| One skull from the site, with a bullet wound [Source] |
Crews working on a road outside the Far Eastern Russian town of Vladivostok in the fall of 2009 were forced to halt construction when they discovered a mass grave in the path of the proposed road, totalling 495 skeletons (3.5 tons of bones). Most of the skulls have gunshot wounds, and bits of clothing and coins found in the grave have led volunteer archaeologists to believe that this is the result of Stalinist purges.
The site itself is no stranger to Stalin’s paranoia and executions due to largely false charges. There used to be a barracks for political prisoners several kilometres from the site, and a short distance away a memorial to Stalin’s victims already stands.
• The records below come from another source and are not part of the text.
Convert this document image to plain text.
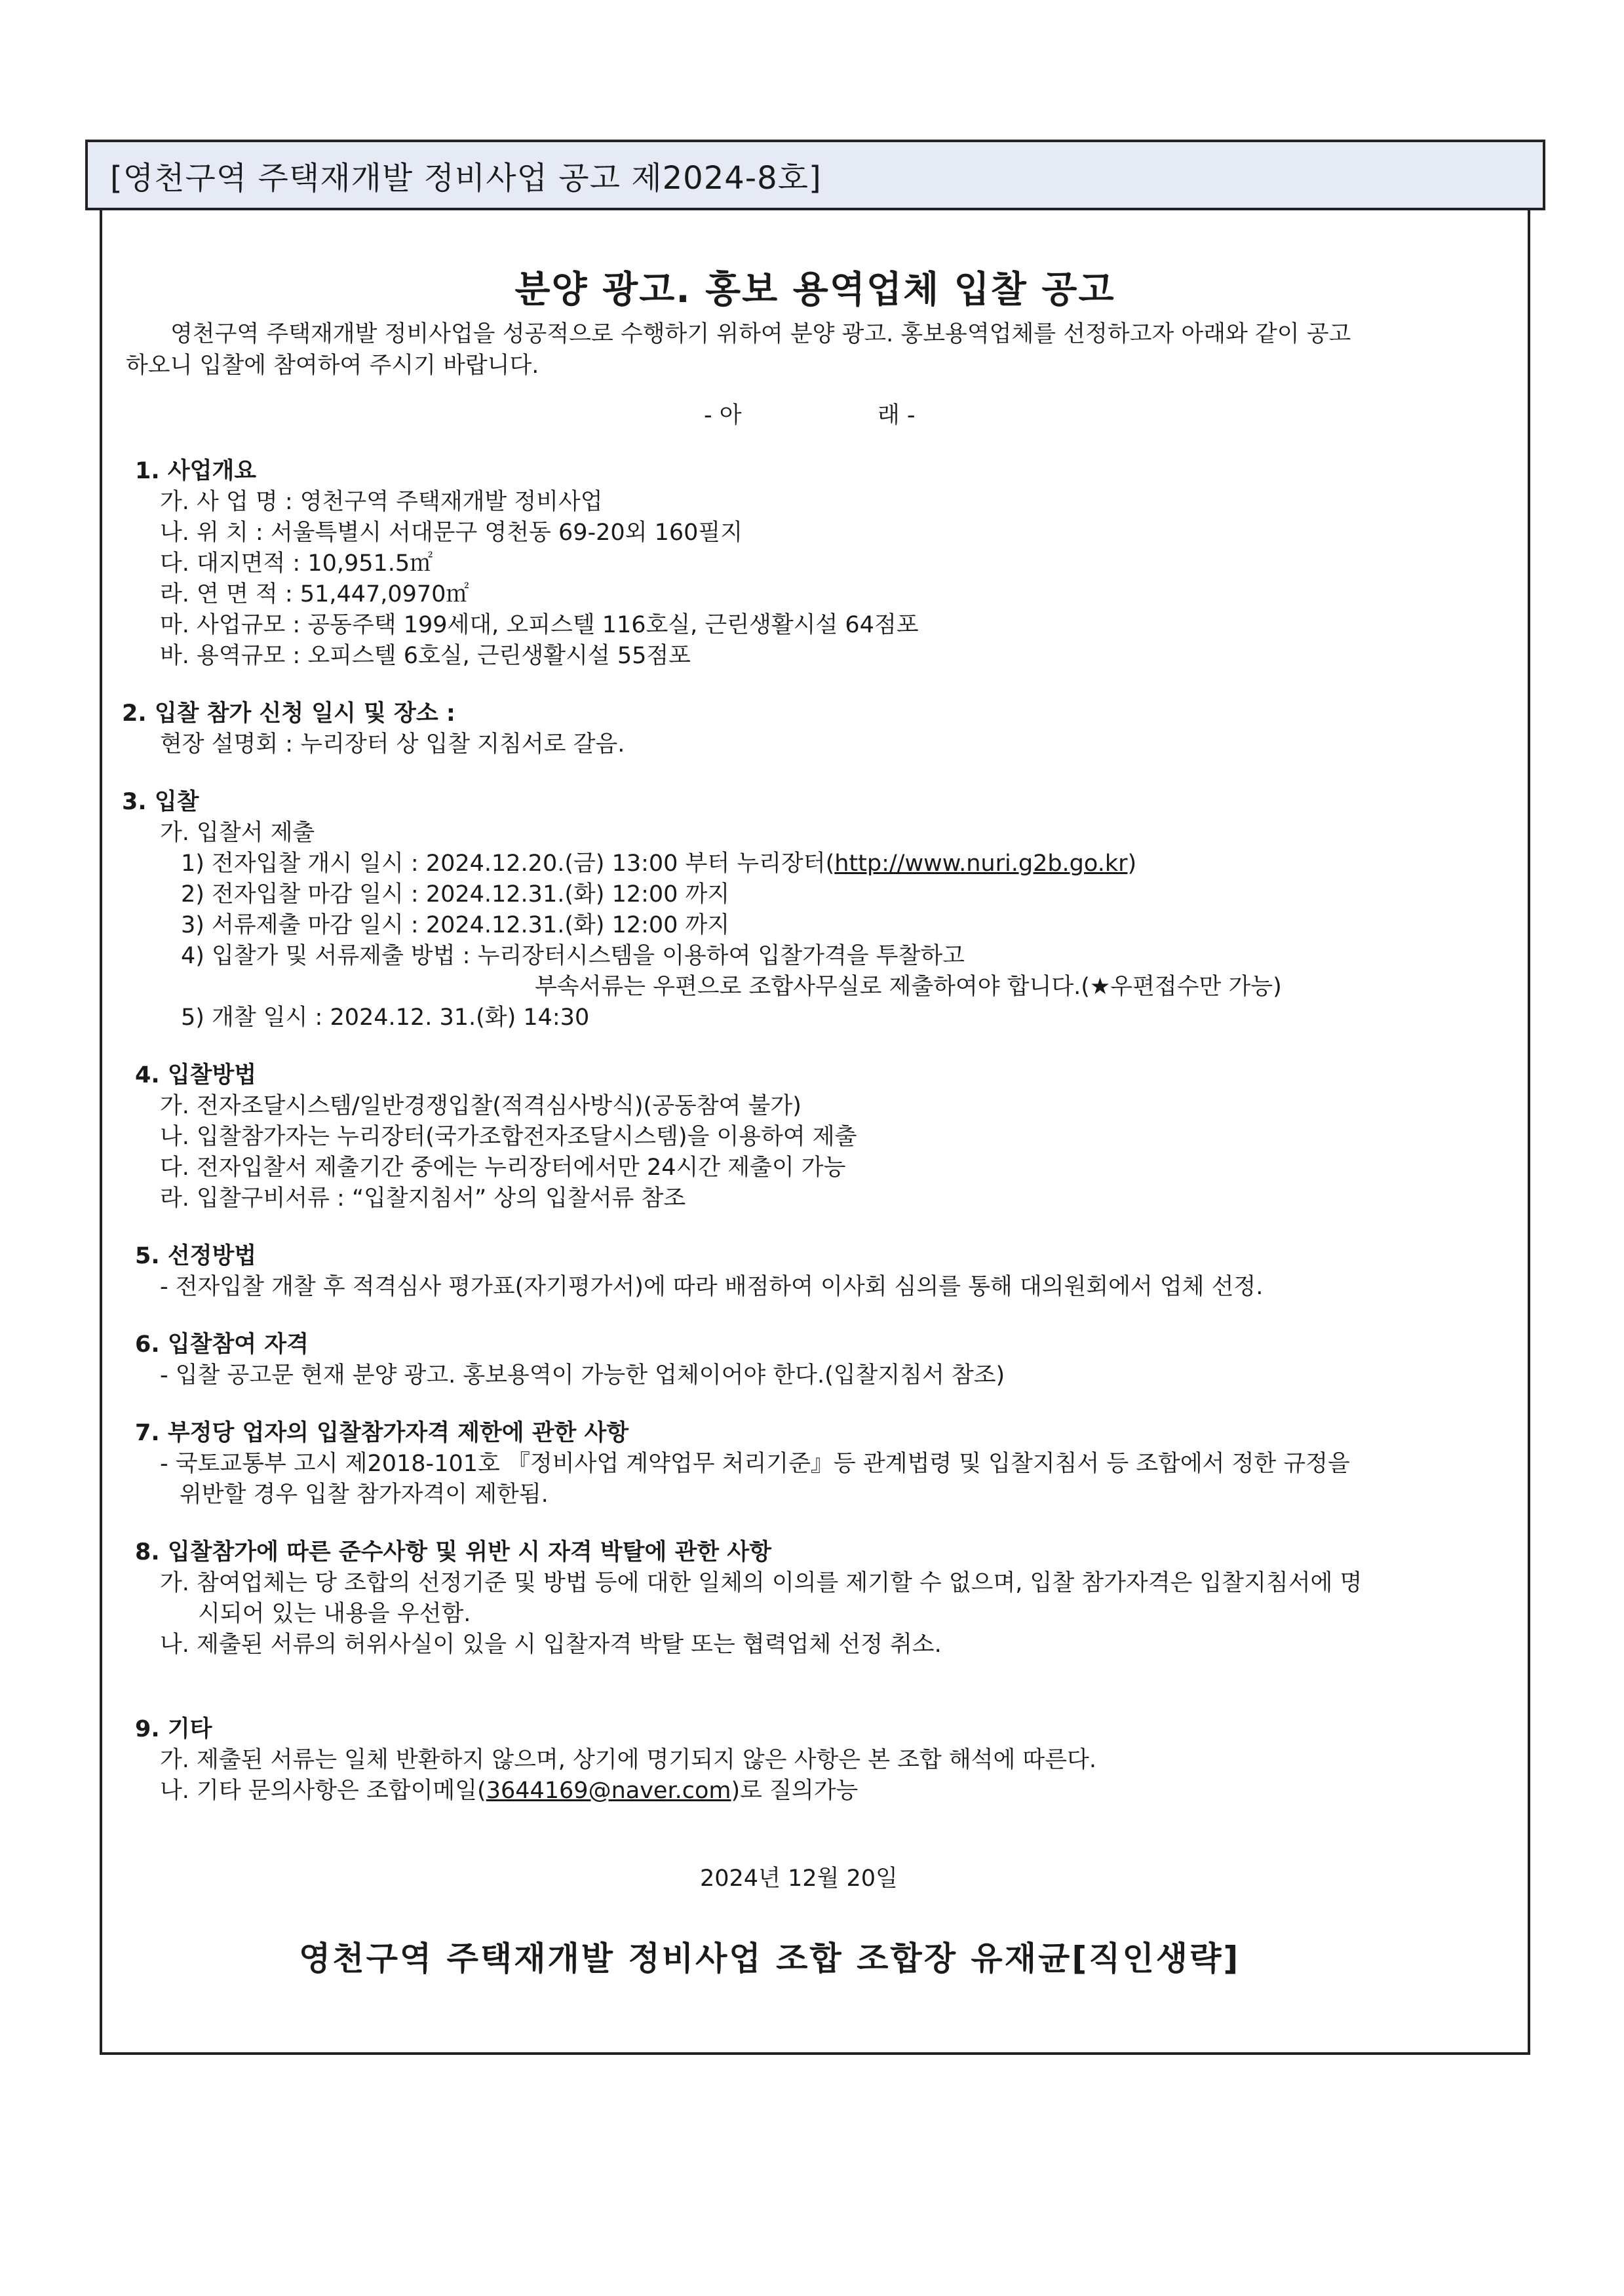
[영천구역 주택재개발 정비사업 공고 제2024-8호]
분양 광고. 홍보 용역업체 입찰 공고
영천구역 주택재개발 정비사업을 성공적으로 수행하기 위하여 분양 광고. 홍보용역업체를 선정하고자 아래와 같이 공고
하오니 입찰에 참여하여 주시기 바랍니다.
- 아	래 -
1. 사업개요
가. 사 업 명 : 영천구역 주택재개발 정비사업
나. 위 치 : 서울특별시 서대문구 영천동 69-20외 160필지
다. 대지면적 : 10,951.5㎡
라. 연 면 적 : 51,447,0970㎡
마. 사업규모 : 공동주택 199세대, 오피스텔 116호실, 근린생활시설 64점포
바. 용역규모 : 오피스텔 6호실, 근린생활시설 55점포
2. 입찰 참가 신청 일시 및 장소 :
현장 설명회 : 누리장터 상 입찰 지침서로 갈음.
3. 입찰
가. 입찰서 제출
1) 전자입찰 개시 일시 : 2024.12.20.(금) 13:00 부터 누리장터(http://www.nuri.g2b.go.kr)
2) 전자입찰 마감 일시 : 2024.12.31.(화) 12:00 까지
3) 서류제출 마감 일시 : 2024.12.31.(화) 12:00 까지
4) 입찰가 및 서류제출 방법 : 누리장터시스템을 이용하여 입찰가격을 투찰하고
부속서류는 우편으로 조합사무실로 제출하여야 합니다.(★우편접수만 가능)
5) 개찰 일시 : 2024.12. 31.(화) 14:30
4. 입찰방법
가. 전자조달시스템/일반경쟁입찰(적격심사방식)(공동참여 불가)
나. 입찰참가자는 누리장터(국가조합전자조달시스템)을 이용하여 제출
다. 전자입찰서 제출기간 중에는 누리장터에서만 24시간 제출이 가능
라. 입찰구비서류 : “입찰지침서” 상의 입찰서류 참조
5. 선정방법
- 전자입찰 개찰 후 적격심사 평가표(자기평가서)에 따라 배점하여 이사회 심의를 통해 대의원회에서 업체 선정.
6. 입찰참여 자격
- 입찰 공고문 현재 분양 광고. 홍보용역이 가능한 업체이어야 한다.(입찰지침서 참조)
7. 부정당 업자의 입찰참가자격 제한에 관한 사항
- 국토교통부 고시 제2018-101호 『정비사업 계약업무 처리기준』등 관계법령 및 입찰지침서 등 조합에서 정한 규정을
위반할 경우 입찰 참가자격이 제한됨.
8. 입찰참가에 따른 준수사항 및 위반 시 자격 박탈에 관한 사항
가. 참여업체는 당 조합의 선정기준 및 방법 등에 대한 일체의 이의를 제기할 수 없으며, 입찰 참가자격은 입찰지침서에 명
시되어 있는 내용을 우선함.
나. 제출된 서류의 허위사실이 있을 시 입찰자격 박탈 또는 협력업체 선정 취소.
9. 기타
가. 제출된 서류는 일체 반환하지 않으며, 상기에 명기되지 않은 사항은 본 조합 해석에 따른다.
나. 기타 문의사항은 조합이메일(3644169@naver.com)로 질의가능
2024년 12월 20일
영천구역 주택재개발 정비사업 조합 조합장 유재균[직인생략]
The company immediately halted construction on discovering the grave, a sort of find which has become less frequent since a surge of finds like these after the fall of the Soviet Union. A spokesperson said they would leave investigation of the site to the experts [source], and the battle to excavate and study the remains has been a long one, having to wait for the ground to thaw properly before a large number of the skeletons could be excavated.
Finds like this often serve as reminders of the near past, and bring the techniques archaeologists use into more recent memory—not to mention reminding us that there are likely still more of these mass burials out there, and that perhaps it is our duty as archaeologists to locate these graves, maybe finding out who these people were and reburying them elsewhere.